4.3. A construção arqueológica de um conceito

4.3.3. Tartéssios = Realidade pluriétnica?

O último aspecto assinalado é, na óptica deste trabalho, um obstáculo praticamente incontornável, mas não o suficiente para descartar a hipótese de M.A. Martí-Aguilar (v., sobretudo, 2007 e 2009). No entanto, a cronologia das fontes escritas gregas, quando comparada p. ex., com os resultados de Huelva ou Cádis, permite pensar que as observações dos Foceenses (Hdt.
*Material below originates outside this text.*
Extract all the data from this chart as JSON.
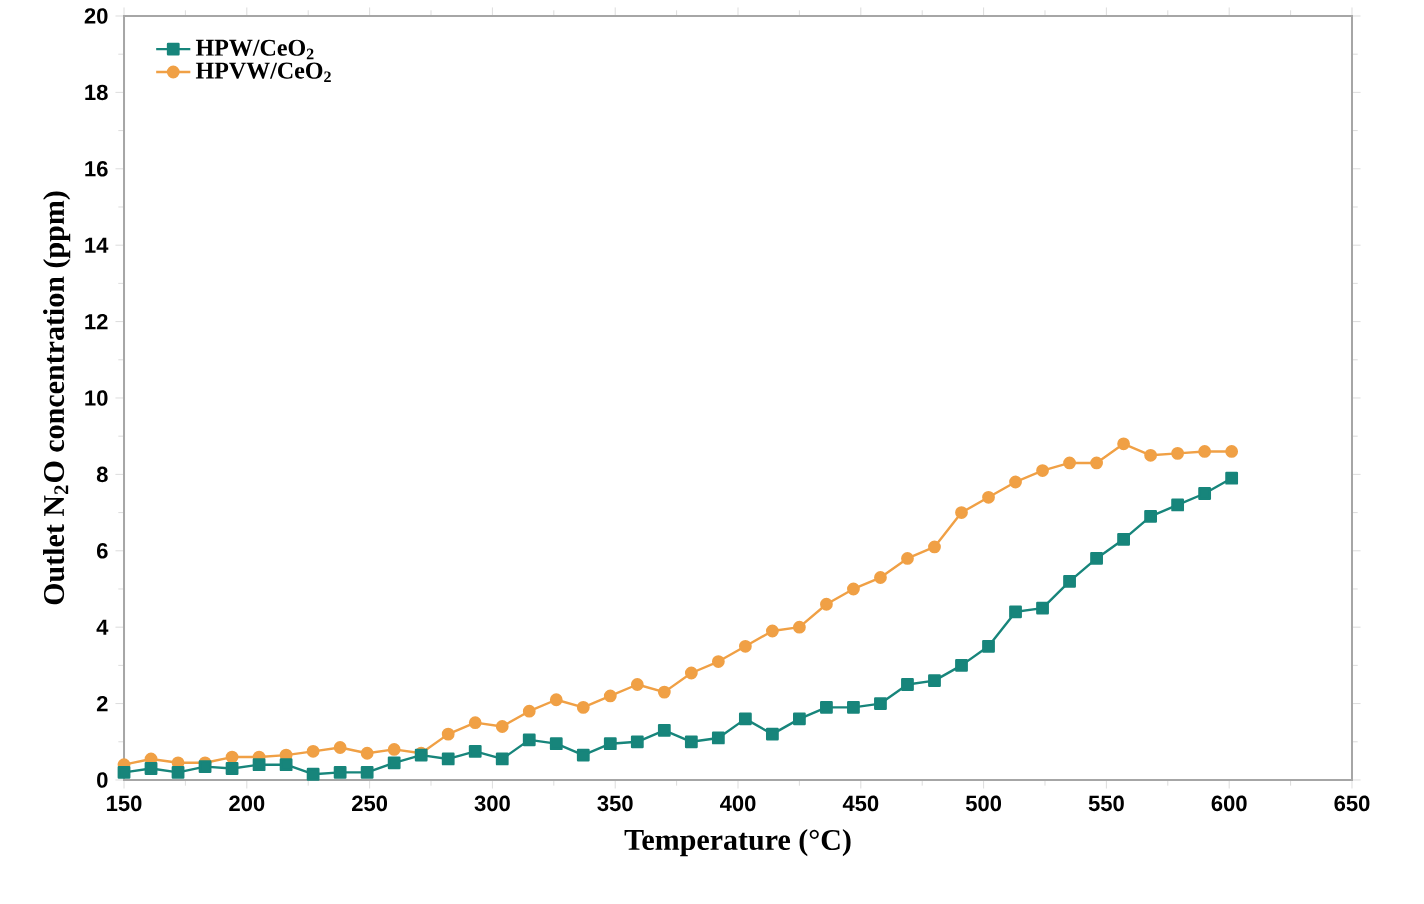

I, 163*) ou dos Sâmios (Hdt. IV, 152*) foram feitas sobre populações que, provavelmente, já se encontravam muito "misturadas" e que podiam ter a sua própria identidade, independentemente das diferenças estruturantes de uma sociedade, ou mesmo da origem dos indivíduos (ou das famílias) que a compunham. E essa identidade pode ser transmitida pelo nome de "Tartessos" ou "Taršiš", independentemente de ter, ou não, origem indígena.

105 cf. "Políbio" no Anexo 1. Para o sentido de ἔθνος na obra deste autor, veja-se a monografia de F.J. García Fernández (2003, p. 64).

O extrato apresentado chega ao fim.